Tuesday 24 August 2010

Ansel Adams as composer

When I heard that some lucky guy in California had bought a load of negatives by renowned photographer Ansel Adams, whose work I have loved for years, in a garage sale for $45, it seemed too good to be true. Now it seems as if it might be. According to AP  The Ansel Adams Publishing Rights Trust is taking legal action to stop the owner of the negatives (but not the copyright) from making reproductions from them and selling them.

It's not, however, a straightforward claim of copyright infringement, because the Trust maintains that they aren't Adams's work. There appears to be evidence that they are the work of one Earl Brooks, a little-known amateur photographer (though he must have been pretty talented to produce something that could be mistaken for an Adams). Even so, the claims for trade mark infringement, false advertising, dilution, unfair competition and who knows what else are easy enough to understand, and no doubt in due course a court will find one way or the other.

What particularly intrigues me is that the Trust says even if the negatives are Adams's work, the prints cannot be sold as his:
Mr. Adams was fond of likening a negative to a composer's score and the prints to its performance — each performance differs in subtle ways," the lawsuit said. "The photographic prints and posters offered for sale by defendants ... are not an Ansel Adams 'performance.'
Indeed. Whenever I  have printed photographs from my own negatives they have come out differing in ways that could never be called "subtle". Mr Adams had infinitely greater darkroom skills than mine, so his subtle differences are immensely important: but whatever market there is for prints made by the great man these days is sure to be small, and the prices stratospheric. The calendars and postcards and posters that we see on sale today are presumably reproduced from prints made by the great man, but I can't conceive of them as an Ansel Adams performance. At best, they are someone else's recording of an Ansel Adams performance, and even if not a bootleg performance then one that doesn't faithfully capture every nuance of the performance itself: that's inherent in the process of recording and reproduction. Like a piece of music - Rhapsody in Blue, say: same period (approximately), same country (wrong coast) - there are different interpretations and different performances, by different conductors, different performers and different orchestras. Like an Ansel Adams performance, there are records of it played by George Gershwin - here on YouTube, with the Paul Whiteman Orchestra for which he wrote it, and here in a modern recording in which the composer is present vicariously, by piano roll. I don't think they render otiose recordings by others - but I think that reveals the limitations of Mr Adams's metaphor rather than proving it wrong. There are advantages to being able to use modern technology, whether to record a performance of Rhapsody in Blue or to make a print from an original Adams photograph - and in each case the "performer" can choose to imitate the "composer" instead of giving free rein to their own creativity.

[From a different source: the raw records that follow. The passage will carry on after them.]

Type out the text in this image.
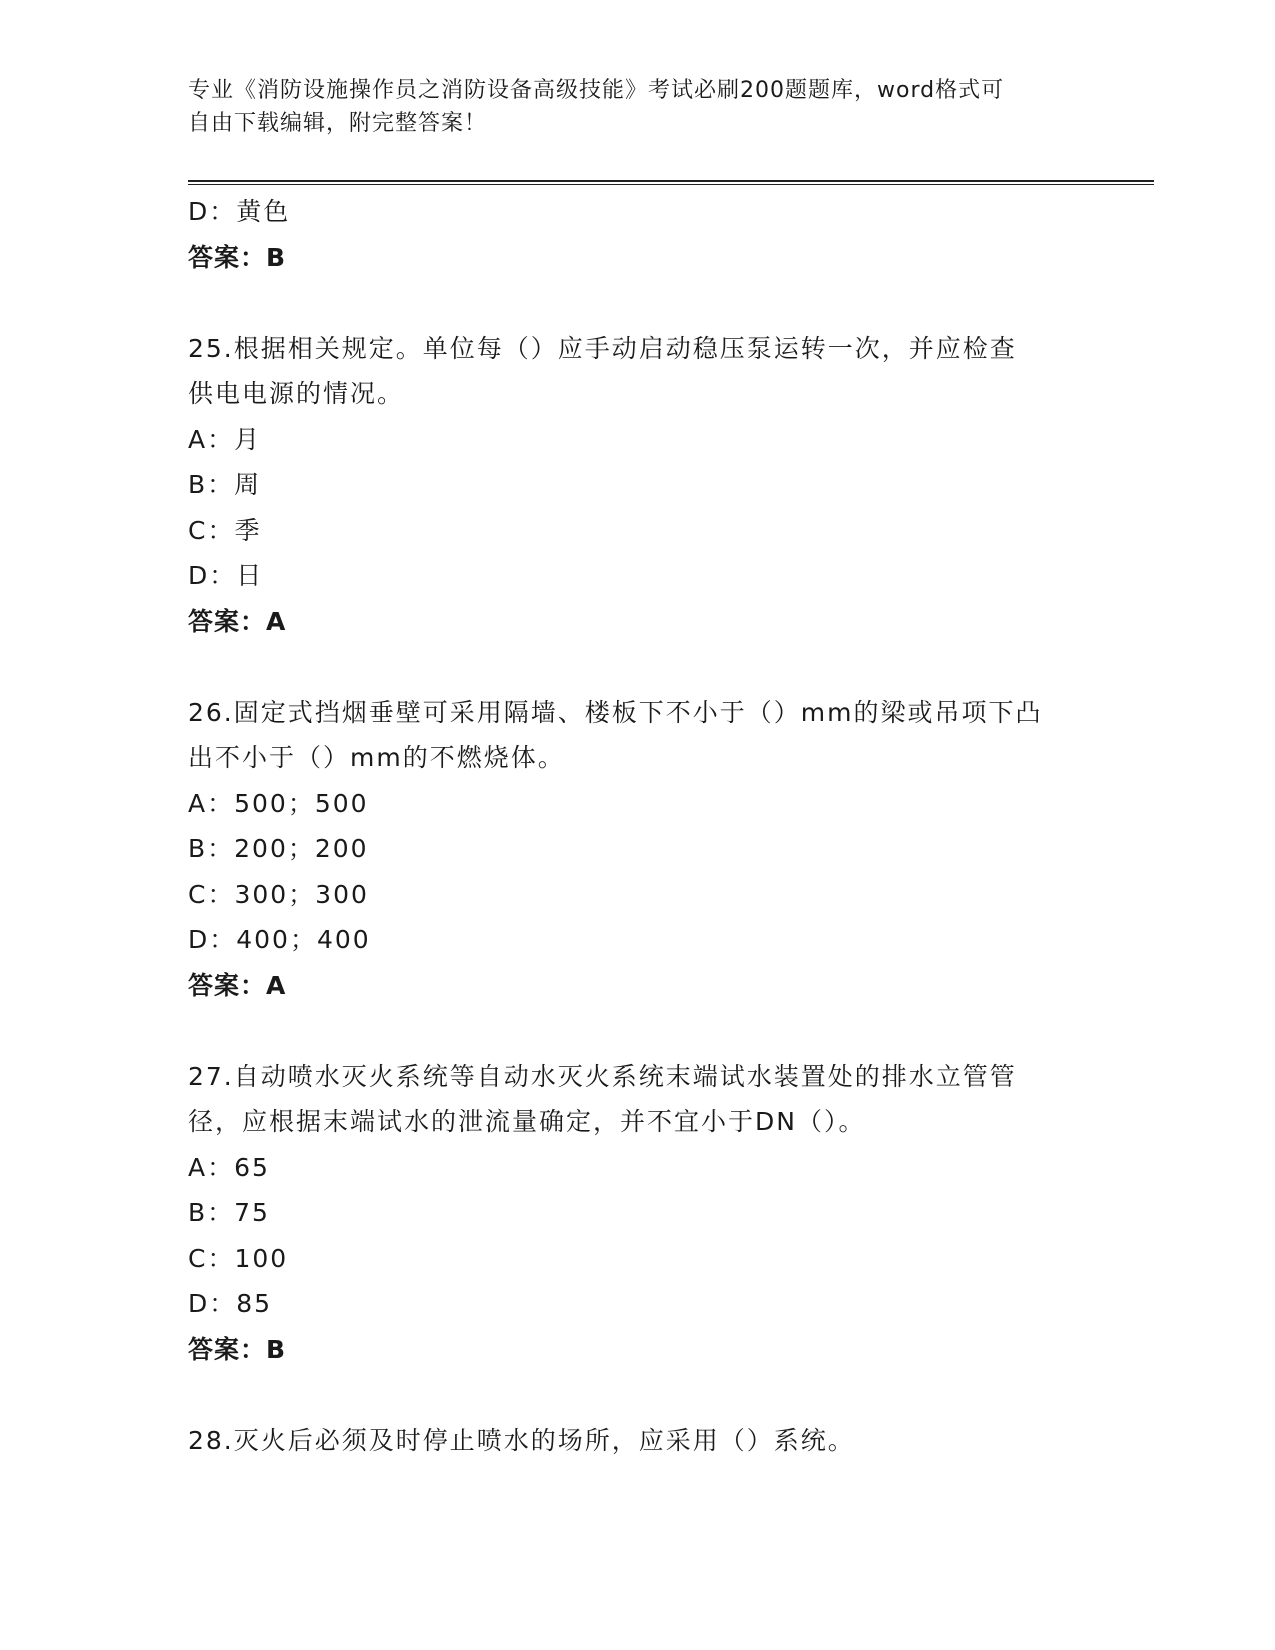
专业《消防设施操作员之消防设备高级技能》考试必刷200题题库，word格式可
自由下载编辑，附完整答案！
D：黄色
答案：B
25.根据相关规定。单位每（）应手动启动稳压泵运转一次，并应检查
供电电源的情况。
A：月
B：周
C：季
D：日
答案：A
26.固定式挡烟垂壁可采用隔墙、楼板下不小于（）mm的梁或吊项下凸
出不小于（）mm的不燃烧体。
A：500；500
B：200；200
C：300；300
D：400；400
答案：A
27.自动喷水灭火系统等自动水灭火系统末端试水装置处的排水立管管
径，应根据末端试水的泄流量确定，并不宜小于DN（）。
A：65
B：75
C：100
D：85
答案：B
28.灭火后必须及时停止喷水的场所，应采用（）系统。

As for prints from the garage sale negatives, the important matter here seems to be their authenticity. If they are Adams negatives, it seems to me to be legitimate to call prints made from them Adams photographs, so long as they are not held out as being the products of his own darkroom. Rhapsody in Blue remains Gershwin's composition whoever plays it, and even if they play it atrociously. And if the negatives cannot be authenticated, surely there is a form of words like "attributed to" which, though they will not keep everyone happy, will at least avoid litigation?